One caveat with this approach is that we’ll also match empty files. Since they have no content, the wildcard “.” pattern won’t match those files. Hence, we must be aware of this and filter out the empty files after matching as per our requirement.
3. Using find
We can use the find command to find all the files in the given directory and its subdirectories and run grep on each of these files to determine whether they are binary files. Let us run the command and see the output:
$ find . -type f -exec grep -IL . "{}" \;
./hello
./empty.txt
In the above command, the dot after the find is a wildcard pattern. It instructs the command to match any given file. We specify the –type parameter as f to match only files and exclude directories. Further, we specify the exec parameter to run grep on every file that is matched.
Here too, we notice that empty files are matched in addition to the binary files.
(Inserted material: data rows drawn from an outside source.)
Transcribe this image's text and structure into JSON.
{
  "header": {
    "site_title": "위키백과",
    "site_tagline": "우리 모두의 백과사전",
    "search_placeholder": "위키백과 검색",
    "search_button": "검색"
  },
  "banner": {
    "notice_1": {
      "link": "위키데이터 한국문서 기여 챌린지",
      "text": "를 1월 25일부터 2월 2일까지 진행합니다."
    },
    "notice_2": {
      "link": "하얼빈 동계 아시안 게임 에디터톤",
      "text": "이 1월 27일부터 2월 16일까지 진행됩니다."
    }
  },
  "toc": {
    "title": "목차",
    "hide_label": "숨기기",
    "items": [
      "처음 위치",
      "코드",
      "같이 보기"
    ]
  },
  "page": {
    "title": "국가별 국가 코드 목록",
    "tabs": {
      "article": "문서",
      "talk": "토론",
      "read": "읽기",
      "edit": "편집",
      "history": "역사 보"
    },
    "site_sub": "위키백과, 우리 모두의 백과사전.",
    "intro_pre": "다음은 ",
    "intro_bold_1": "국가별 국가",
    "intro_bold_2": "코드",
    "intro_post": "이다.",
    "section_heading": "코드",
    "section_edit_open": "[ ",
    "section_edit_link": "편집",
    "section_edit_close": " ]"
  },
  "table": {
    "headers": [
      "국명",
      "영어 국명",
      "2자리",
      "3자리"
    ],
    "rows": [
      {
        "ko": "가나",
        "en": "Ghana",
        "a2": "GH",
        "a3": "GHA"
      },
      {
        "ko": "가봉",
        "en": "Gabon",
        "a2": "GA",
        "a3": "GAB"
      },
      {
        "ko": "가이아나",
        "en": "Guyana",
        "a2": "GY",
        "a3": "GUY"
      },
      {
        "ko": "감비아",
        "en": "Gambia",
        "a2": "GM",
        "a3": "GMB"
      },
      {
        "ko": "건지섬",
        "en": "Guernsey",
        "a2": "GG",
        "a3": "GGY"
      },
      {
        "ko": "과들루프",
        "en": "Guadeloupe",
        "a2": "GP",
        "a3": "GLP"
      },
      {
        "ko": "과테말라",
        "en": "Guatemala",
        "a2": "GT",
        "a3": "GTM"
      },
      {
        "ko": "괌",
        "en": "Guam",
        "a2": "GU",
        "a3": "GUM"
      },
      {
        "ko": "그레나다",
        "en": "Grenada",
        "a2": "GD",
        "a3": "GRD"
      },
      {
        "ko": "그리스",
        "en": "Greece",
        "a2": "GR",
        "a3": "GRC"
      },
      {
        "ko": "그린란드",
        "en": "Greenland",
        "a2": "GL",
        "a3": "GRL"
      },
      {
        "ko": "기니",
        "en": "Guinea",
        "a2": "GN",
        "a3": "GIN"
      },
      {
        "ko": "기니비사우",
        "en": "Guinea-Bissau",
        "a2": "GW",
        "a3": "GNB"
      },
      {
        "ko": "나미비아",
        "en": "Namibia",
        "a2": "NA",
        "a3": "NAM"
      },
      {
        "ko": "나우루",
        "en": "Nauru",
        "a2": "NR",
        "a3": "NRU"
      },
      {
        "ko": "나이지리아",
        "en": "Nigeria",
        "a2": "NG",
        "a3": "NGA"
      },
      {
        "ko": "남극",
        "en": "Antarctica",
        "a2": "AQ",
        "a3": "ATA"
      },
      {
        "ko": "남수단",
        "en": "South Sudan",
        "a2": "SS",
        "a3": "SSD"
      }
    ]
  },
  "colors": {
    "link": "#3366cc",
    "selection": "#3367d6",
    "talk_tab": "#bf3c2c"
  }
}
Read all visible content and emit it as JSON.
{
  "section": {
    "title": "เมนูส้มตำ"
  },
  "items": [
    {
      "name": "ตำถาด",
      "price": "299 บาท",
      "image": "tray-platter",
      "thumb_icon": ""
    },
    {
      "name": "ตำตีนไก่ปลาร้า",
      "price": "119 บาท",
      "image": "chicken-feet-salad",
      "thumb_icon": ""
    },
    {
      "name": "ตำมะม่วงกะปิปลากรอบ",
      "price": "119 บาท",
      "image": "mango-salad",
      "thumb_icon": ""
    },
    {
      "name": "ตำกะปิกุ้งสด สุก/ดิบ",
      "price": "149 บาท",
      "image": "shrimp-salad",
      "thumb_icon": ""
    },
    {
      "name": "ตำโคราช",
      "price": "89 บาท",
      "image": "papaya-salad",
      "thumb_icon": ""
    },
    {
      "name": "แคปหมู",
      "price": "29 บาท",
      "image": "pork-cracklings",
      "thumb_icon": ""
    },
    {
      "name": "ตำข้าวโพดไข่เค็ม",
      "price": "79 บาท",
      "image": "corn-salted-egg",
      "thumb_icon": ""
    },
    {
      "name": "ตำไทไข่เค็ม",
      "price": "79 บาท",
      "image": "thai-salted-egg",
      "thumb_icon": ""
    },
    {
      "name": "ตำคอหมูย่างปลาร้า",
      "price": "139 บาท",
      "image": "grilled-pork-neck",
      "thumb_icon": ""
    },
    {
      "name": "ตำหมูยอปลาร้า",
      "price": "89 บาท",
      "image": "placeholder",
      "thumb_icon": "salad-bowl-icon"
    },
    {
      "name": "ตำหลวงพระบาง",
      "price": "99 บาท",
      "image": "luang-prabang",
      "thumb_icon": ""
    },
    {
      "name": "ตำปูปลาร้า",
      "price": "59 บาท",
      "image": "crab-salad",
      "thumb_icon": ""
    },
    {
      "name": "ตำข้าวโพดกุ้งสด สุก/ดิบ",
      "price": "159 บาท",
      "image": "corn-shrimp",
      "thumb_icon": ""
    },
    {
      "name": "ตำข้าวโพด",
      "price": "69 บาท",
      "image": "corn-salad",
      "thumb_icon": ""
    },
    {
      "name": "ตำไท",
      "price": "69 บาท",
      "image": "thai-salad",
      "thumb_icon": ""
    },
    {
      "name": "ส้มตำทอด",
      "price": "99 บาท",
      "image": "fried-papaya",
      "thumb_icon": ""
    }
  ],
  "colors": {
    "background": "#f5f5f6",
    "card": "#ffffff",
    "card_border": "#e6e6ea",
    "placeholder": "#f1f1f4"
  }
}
We can add a size filter to avoid matching empty files:
$ find . -type f ! -size 0 -exec grep -IL . "{}" \;
./hello
In the above command, we used the not operator (“!”), along with the size parameter set to zero, to exclude files of size zero. Thus, we obtained the list the non-empty binary files.
4. Using file
The file command is used to determine the type of a given file. We can run this command and look for executable files, assuming most binary files are executables:
$ file *
empty.txt: empty
go.mod: ASCII text
go.sum: ASCII text
hello: ELF 64-bit LSB executable, x86-64, version 1 (SYSV), statically linked, Go BuildID=mAPWeNpuss-0Jy1bMCdQ/OWIyYupSU3PIAgW3araK/jjhFMFRZhEC1CSJYvOrL/_oYKq2la6fbfD4WWmk39, not stripped
hello.go: C source, ASCII text
When we run the file command with the wildcard argument “*”, it matches and runs the command on all the files. From the output, we see that the file hello is an executable. Subsequently, to print only the executable files, we can filter the output with grep:
$ file * | grep executable
hello: ELF 64-bit LSB executable, x86-64, version 1 (SYSV), statically linked, Go BuildID=mAPWeNpuss-0Jy1bMCdQ/OWIyYupSU3PIAgW3araK/jjhFMFRZhEC1CSJYvOrL/_oYKq2la6fbfD4WWmk39, not stripped
Now, we’ve printed only the executable files. One caveat here is that the name of the file itself may contain the string “executable” and we’ll match it though the file itself is not executable:
$ file * | grep executable
executable.txt: empty
hello: ELF 64-bit LSB executable, x86-64, version 1 (SYSV), statically linked, Go BuildID=mAPWeNpuss-0Jy1bMCdQ/OWIyYupSU3PIAgW3araK/jjhFMFRZhEC1CSJYvOrL/_oYKq2la6fbfD4WWmk39, not stripped
To circumvent this, we can change our regex pattern to match only if the string “executable” occurs after a colon:
$ file * | grep ":.*executable"
hello: ELF 64-bit LSB executable, x86-64, version 1 (SYSV), statically linked, Go BuildID=mAPWeNpuss-0Jy1bMCdQ/OWIyYupSU3PIAgW3araK/jjhFMFRZhEC1CSJYvOrL/_oYKq2la6fbfD4WWmk39, not stripped
Now, the command does not match the file executable.txt.
5. Conclusion
In this article, we looked at several ways to find the binary files in a directory. Using grep was the simplest method, but it came with the caveat of also printing empty files. We could overcome this limitation by using the find and file commands.